In the course of the examination of the first witness introduced by the prosecution in reference to the place which was sought to be proved to have been the scene of the commission by the defendant of the offense charged, the following question was asked: "How did you get in; how was the entrance there; how many doors you went through before you get into the place; was there a gambling table there?" This was not a single question, but several questions asked together. The defendant objected to the inquiry as a whole. Part of it called for a statement of the witness descriptive of the place inquired about. This part of the inquiry certainly was not subject to objection. This being true, the objection going to the several questions as one whole was properly overruled. Theodore Land Co. v Lyon, 41 So. 682; [1] Southern Ry. Co. v. Hardin, 1 Ala.App. 277, 55 So. 270.
As the charge against the defendant could be sustained by proving first that a table was kept or exhibited for gaming at a certain place and then that the defendant was interested or concerned as its keeper or exhibitor, it was permissible to admit evidence having a tendency to prove that the place in question was one arranged for gambling and resorted to for that purpose; such evidence being subject to exclusion unless subsequently other evidence was adduced connecting the defendant with the commission of the offense.
In connection with the statement previously made by the witness Parker as to the frequency of his visits to the place mentioned by him and as to gaming which was in progress there at such times, it was permissible to prove by this witness that when he went there, before he was let in, some one looked at him through a peephole in a door in the stairway leading to the room in question. The fact so deposed to was corroborative of the other evidence tending to prove that the place was kept and maintained for gambling purposes, and the court was not in error in overruling the objection to the question by which it was brought out. There was no lack of the requisite evidence to connect the defendant with the commission of the offense charged.

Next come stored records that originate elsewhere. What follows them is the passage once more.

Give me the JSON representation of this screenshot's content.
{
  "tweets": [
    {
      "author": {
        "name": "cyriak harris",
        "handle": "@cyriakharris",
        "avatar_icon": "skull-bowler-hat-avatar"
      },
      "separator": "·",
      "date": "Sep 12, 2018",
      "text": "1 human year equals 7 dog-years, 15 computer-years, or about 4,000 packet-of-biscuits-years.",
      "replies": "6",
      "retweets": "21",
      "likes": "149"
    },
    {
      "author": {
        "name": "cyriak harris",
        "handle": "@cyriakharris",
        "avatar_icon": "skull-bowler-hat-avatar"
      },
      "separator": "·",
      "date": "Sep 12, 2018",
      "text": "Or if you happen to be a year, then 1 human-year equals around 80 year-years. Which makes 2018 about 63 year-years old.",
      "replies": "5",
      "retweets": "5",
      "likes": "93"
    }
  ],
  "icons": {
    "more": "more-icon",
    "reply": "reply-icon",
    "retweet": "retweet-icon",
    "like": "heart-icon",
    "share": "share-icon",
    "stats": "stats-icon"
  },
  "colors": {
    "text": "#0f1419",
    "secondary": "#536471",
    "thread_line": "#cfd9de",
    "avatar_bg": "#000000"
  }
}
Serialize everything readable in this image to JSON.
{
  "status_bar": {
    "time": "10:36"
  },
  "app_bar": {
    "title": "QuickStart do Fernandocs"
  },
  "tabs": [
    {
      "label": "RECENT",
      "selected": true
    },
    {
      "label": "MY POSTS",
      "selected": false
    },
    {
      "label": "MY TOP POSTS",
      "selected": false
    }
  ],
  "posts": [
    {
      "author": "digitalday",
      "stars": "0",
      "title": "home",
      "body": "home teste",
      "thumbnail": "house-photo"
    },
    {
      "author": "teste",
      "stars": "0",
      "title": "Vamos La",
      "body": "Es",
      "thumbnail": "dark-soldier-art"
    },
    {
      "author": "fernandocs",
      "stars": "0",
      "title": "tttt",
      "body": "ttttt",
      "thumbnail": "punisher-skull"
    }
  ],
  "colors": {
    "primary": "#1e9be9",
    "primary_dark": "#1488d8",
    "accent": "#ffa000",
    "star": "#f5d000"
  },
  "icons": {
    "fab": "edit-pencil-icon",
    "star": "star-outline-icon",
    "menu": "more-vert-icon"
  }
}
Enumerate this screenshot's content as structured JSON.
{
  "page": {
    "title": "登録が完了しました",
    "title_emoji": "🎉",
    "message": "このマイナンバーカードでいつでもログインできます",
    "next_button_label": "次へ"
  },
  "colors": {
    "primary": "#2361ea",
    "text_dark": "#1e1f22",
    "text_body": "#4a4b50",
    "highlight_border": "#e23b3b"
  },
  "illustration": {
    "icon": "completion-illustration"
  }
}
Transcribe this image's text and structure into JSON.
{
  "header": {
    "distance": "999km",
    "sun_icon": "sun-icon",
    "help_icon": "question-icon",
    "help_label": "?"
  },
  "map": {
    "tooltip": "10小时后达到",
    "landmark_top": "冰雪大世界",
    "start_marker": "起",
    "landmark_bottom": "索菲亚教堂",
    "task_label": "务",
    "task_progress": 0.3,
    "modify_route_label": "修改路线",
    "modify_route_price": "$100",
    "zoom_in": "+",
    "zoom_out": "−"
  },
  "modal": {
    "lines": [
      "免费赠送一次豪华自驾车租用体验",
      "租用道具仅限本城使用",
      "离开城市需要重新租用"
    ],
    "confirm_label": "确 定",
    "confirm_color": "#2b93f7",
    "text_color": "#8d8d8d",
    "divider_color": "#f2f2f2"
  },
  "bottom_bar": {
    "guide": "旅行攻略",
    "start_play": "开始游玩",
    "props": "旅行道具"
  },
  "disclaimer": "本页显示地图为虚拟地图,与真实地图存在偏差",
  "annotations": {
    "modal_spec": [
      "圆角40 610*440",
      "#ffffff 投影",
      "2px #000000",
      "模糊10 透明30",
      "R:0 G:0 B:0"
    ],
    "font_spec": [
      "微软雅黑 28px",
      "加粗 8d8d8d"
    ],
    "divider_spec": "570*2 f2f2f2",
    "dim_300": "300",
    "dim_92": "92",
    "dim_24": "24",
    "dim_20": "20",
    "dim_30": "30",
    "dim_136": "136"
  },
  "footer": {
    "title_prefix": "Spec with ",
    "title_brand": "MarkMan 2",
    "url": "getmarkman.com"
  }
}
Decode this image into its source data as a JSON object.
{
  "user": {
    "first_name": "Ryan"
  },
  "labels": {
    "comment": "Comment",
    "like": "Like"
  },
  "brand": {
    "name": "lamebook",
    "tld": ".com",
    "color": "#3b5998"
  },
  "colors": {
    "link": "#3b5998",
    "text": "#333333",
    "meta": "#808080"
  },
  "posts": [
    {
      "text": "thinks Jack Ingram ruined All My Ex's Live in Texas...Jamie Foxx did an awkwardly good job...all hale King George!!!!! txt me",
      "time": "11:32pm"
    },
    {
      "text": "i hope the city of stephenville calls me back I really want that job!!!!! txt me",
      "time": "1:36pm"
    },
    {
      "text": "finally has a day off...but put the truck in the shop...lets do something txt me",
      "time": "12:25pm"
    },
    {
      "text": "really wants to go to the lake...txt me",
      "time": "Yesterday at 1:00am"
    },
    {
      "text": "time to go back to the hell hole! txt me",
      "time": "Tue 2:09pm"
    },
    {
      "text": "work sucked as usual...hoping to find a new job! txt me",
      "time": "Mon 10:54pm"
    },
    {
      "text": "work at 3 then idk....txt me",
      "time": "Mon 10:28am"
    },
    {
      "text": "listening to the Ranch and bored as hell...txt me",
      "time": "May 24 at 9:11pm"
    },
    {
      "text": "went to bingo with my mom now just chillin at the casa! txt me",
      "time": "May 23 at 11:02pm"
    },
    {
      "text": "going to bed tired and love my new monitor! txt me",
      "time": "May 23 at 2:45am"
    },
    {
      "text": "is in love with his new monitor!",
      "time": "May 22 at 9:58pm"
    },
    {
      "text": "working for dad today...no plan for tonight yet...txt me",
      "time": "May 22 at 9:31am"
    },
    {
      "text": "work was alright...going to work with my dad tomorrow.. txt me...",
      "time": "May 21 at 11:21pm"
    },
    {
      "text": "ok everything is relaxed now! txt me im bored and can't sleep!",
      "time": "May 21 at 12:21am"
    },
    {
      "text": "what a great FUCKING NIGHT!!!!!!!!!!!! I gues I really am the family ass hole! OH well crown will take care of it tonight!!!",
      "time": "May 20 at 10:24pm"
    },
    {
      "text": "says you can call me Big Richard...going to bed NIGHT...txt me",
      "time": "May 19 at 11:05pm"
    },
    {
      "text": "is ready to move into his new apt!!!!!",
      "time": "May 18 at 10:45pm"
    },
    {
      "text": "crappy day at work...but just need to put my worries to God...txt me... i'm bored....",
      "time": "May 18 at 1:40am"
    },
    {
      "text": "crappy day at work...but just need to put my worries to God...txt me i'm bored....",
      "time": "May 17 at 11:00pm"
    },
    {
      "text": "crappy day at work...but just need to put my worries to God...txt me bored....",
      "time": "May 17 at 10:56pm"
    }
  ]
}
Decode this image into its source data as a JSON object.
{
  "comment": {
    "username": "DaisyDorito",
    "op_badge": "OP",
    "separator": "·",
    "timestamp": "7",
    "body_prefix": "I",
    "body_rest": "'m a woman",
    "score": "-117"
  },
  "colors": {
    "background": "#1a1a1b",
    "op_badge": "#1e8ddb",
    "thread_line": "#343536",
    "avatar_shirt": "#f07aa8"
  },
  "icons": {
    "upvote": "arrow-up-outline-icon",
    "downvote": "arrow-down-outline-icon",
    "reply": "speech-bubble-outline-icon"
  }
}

After the witness Brinsfield had without objection testified to the circumstance of two policemen's coming to the place above referred to on an occasion when several men were there but not engaged in gaming, the defendant objected to a question which elicited from the witness the statement that "some one in there said the police were coming." The fact of the visit of the policemen on that occasion being in evidence without objection, we cannot conceive how the defendant could have been prejudiced by the witness' being permitted to add the statement to the effect that some one there made the remark that the police were coming. We are satisfied that no injury resulted to the defendant from the ruling the sole result of which was to let in testimony as to the making of such a remark on such an occasion. It follows that...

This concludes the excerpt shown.